My garden has totally gone to weeds.
There are two reasons for this: The obvious one, of course, is the baby, although if I had the energy of my youth, there are three days every week without her around, so that’s a pitiful excuse. But it was much easier when I could just go out several times a day and pull weeds when I was in the mood. I wouldn’t trade the joy that little girl brings us for all the fresh veggies in the county. The other thing that happened was when, early on, some varmints were taking my tomatoes from the plants before they could even ripen, Cliff put a couple strands of barbed wire close to the ground. This worked great to keep varmints out, but it also made it difficult for me to use my tiller. The tiller is normally my main weapon against weeds. Ironically, the tomato crop this year was doomed from the start. The tomatoes developed some sort of disease that put black spots all over the fruits. The hogs, may they rest in peace, got many buckets full of bad tomatoes, so at least it wasn’t a total waste. I set out twelve plants and canned about seven quarts, I think. They have, thank goodness, provided us with enough tomatoes for our table.

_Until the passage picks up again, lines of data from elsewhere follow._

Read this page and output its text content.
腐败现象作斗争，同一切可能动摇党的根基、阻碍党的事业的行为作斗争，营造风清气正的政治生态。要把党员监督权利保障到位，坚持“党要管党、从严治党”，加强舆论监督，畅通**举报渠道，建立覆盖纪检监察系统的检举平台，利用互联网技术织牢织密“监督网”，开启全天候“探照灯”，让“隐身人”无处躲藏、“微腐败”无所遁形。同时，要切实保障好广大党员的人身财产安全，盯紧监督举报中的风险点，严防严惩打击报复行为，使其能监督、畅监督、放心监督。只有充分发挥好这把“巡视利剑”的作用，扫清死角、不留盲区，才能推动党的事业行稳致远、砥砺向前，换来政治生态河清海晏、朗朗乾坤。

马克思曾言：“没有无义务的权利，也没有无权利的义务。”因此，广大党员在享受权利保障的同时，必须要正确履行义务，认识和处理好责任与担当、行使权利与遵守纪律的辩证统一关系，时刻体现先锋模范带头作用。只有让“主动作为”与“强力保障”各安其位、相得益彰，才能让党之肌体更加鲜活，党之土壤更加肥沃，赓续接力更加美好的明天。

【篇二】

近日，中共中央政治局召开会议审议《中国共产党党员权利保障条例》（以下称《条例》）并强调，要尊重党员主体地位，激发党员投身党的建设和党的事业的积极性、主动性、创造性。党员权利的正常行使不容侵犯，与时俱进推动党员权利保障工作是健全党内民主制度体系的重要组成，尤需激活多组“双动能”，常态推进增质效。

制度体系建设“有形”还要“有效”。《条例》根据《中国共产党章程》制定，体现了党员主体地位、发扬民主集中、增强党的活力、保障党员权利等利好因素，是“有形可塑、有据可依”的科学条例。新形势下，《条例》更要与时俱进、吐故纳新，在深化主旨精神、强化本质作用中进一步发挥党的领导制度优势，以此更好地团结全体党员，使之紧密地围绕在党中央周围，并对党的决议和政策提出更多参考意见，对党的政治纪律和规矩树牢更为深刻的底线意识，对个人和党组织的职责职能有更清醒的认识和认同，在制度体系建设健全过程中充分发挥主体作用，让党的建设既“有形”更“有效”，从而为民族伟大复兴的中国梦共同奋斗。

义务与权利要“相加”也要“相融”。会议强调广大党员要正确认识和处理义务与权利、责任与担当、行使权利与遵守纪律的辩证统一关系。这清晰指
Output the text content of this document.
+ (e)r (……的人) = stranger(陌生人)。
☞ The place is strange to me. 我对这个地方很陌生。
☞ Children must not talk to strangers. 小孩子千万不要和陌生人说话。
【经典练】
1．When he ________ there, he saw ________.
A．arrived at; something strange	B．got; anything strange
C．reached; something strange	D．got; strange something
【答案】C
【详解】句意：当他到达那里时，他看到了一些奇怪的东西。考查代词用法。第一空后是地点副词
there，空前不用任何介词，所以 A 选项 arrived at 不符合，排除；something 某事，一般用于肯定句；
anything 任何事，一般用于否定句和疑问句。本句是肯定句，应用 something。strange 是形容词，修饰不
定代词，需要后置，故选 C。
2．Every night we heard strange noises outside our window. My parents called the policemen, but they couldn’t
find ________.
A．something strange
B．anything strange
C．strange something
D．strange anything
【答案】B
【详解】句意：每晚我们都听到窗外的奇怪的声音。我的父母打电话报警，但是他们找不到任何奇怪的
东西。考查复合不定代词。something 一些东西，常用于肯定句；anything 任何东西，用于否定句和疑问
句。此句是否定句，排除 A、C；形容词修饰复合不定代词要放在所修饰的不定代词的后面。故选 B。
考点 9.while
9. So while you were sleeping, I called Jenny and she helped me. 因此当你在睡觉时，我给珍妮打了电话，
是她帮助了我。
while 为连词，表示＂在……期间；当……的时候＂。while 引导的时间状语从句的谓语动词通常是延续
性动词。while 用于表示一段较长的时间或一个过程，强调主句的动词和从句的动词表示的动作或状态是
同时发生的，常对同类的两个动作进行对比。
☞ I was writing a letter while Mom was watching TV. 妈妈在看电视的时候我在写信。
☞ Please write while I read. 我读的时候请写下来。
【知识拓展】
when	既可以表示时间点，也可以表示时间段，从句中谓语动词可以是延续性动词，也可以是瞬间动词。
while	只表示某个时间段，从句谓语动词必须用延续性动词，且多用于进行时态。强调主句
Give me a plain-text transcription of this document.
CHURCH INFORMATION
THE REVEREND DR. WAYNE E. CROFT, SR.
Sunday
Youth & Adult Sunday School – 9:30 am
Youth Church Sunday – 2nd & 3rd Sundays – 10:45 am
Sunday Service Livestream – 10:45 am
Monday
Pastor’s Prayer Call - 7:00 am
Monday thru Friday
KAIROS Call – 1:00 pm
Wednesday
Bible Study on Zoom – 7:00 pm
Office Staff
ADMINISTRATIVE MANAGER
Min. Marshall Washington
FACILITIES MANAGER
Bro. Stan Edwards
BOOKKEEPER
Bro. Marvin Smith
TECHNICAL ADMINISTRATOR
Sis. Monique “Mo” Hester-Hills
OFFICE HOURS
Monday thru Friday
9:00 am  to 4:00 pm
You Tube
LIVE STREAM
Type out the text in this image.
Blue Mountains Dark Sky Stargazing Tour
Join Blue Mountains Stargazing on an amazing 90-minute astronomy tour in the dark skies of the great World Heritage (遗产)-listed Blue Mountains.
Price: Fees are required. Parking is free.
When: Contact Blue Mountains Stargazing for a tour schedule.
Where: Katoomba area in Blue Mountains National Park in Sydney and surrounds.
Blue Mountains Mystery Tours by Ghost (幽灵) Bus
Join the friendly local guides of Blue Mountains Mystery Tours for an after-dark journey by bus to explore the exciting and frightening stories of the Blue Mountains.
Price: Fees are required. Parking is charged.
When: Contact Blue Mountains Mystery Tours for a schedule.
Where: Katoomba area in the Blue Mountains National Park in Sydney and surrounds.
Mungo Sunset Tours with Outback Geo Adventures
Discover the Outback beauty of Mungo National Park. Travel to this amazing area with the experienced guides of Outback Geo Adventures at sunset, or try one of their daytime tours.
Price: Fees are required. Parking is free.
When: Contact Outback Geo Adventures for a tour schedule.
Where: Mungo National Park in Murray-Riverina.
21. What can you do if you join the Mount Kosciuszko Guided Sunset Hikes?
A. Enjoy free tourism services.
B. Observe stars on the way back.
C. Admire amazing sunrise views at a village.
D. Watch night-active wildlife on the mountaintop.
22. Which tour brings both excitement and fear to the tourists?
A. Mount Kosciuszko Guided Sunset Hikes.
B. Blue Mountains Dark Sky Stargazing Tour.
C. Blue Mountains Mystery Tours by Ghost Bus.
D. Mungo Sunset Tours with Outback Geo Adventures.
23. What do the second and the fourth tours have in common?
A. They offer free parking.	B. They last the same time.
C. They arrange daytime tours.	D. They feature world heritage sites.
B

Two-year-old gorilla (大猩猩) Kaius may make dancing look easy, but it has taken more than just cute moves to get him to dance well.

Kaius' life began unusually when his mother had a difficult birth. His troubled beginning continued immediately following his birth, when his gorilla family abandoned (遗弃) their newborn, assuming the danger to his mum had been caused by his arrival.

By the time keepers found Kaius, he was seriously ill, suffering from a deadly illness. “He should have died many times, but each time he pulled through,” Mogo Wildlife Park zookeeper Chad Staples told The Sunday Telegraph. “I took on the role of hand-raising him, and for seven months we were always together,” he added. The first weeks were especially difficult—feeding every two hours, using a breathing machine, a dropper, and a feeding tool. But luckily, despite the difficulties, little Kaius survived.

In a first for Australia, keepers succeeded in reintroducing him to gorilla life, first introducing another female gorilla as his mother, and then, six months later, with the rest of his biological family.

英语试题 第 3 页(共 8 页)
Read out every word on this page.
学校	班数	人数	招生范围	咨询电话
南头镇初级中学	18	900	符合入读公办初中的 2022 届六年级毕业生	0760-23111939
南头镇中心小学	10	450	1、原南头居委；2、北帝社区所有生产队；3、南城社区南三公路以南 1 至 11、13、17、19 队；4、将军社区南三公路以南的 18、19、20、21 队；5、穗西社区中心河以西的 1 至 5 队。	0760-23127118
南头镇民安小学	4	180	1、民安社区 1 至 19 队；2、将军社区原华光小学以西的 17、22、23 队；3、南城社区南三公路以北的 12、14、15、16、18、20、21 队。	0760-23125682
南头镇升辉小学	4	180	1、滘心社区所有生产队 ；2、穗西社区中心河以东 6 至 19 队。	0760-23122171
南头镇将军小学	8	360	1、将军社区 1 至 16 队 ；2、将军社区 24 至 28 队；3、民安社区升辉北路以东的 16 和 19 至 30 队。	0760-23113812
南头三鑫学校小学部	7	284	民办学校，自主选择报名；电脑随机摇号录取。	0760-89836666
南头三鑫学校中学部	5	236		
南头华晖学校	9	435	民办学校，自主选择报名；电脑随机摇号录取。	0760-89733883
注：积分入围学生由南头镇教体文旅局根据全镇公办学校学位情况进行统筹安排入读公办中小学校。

The chicks have all survived. I sold all but two of the older hens on Craigslist, knowing that the seven young pullets will be laying eggs this winter. I’m seriously wishing there was someone close by who butchers chickens for a fee, because I really want to eat our young roosters when they’re big enough, but Cliff and I don’t have the best history of chicken-butchering.
The father of the brood of thirteen chicks was a Buff Orpington, but the hens were a variety of breeds: Aracauna, Barred Rock, Buff Orpington, and Rhode Island Red. The Barred Rock/Orpington mix evidently has a sex-link sort of coloring: That’s what those brown pullets on the left are, and so is the rooster on the right. All the boys of that cross ended up looking a lot like pure Barred Rocks, but the coloring of the pullets really doesn’t resemble any breed! I love their looks, by the way. I think I have three of those pullets.
OK, this entry is long enough. Who knows, I may try to do another before the day I done.